How’s that immigrant-bashing thing workin’ for ya?
A majority of Alabama’s politicians apparently believe that they can improve their state economy by chasing away the undocumented workers who live there. By making them criminals (turning them into illegal aliens), denying them basic services like water and electricity, and terrifying their families, they hope to rid the state of people they see as a burden on taxpayers and competitors for scarce jobs. Well, after a year’s application of this medicine (June marks the first anniversary of the passage of HB 56), how’s the experiment coming along? Has the economy been jump-started or even improved?
Let’s start with job creation. Has Alabama created more jobs than its neighbors over the last year? No; in fact, it’s both below the regional average and well below the national average. Alabama’s employment growth has been only one-seventh the national average (0.2 percent vs. 1.4 percent).

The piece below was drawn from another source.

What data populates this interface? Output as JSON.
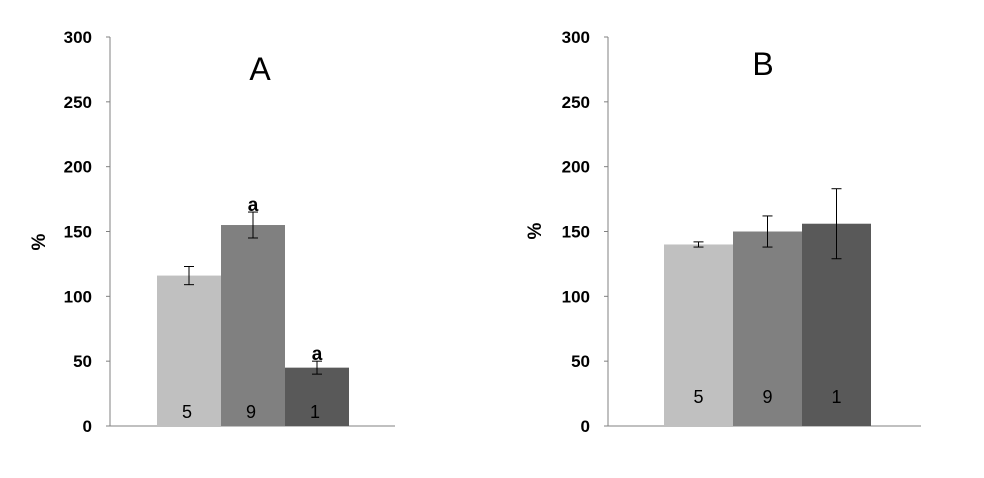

The United States has regained about 43 percent of the jobs lost at the bottom of the recession; Alabama has only recovered about 9 percent of the jobs it lost.
Figure 1: Source: EPI analysis of Local Area Unemployment Statistics public data sets
Has it made the state or its workers richer or better off? No, apparently not. Even with fewer workers, personal income per worker fell in Alabama during the two quarters that followed enactment of HB 56, while in the neighboring states, it was unchanged.
Figure 2: Source: EPI analysis of Current Employment Statistics and Bureau of Economic Analysis National Income and Product Accounts public data
How about unemployment? Has chasing away all of those immigrants opened up tens of thousands of existing jobs for native Alabamans and cut the number of unemployed more than Alabama’s neighbors? No, not exactly. Compared to all four of its neighboring states (Tennessee, Georgia, Mississippi, and Florida), Alabama’s unemployment fell a little faster over the past year—2 percentage points vs 1.7 percentage points—but Alabama lost 52,000 workers from its labor force in less than a year while the labor force grew in the four neighboring states. Alabama doesn’t have a positive story to tell.
Figure 3: Source: EPI analysis Local Area Unemployment Statistics public data series
Far from being an economic panacea, the early returns suggest that HB 56 has not been good for Alabamans in terms of job creation or personal income. Immigrant-bashing isn’t the path to prosperity.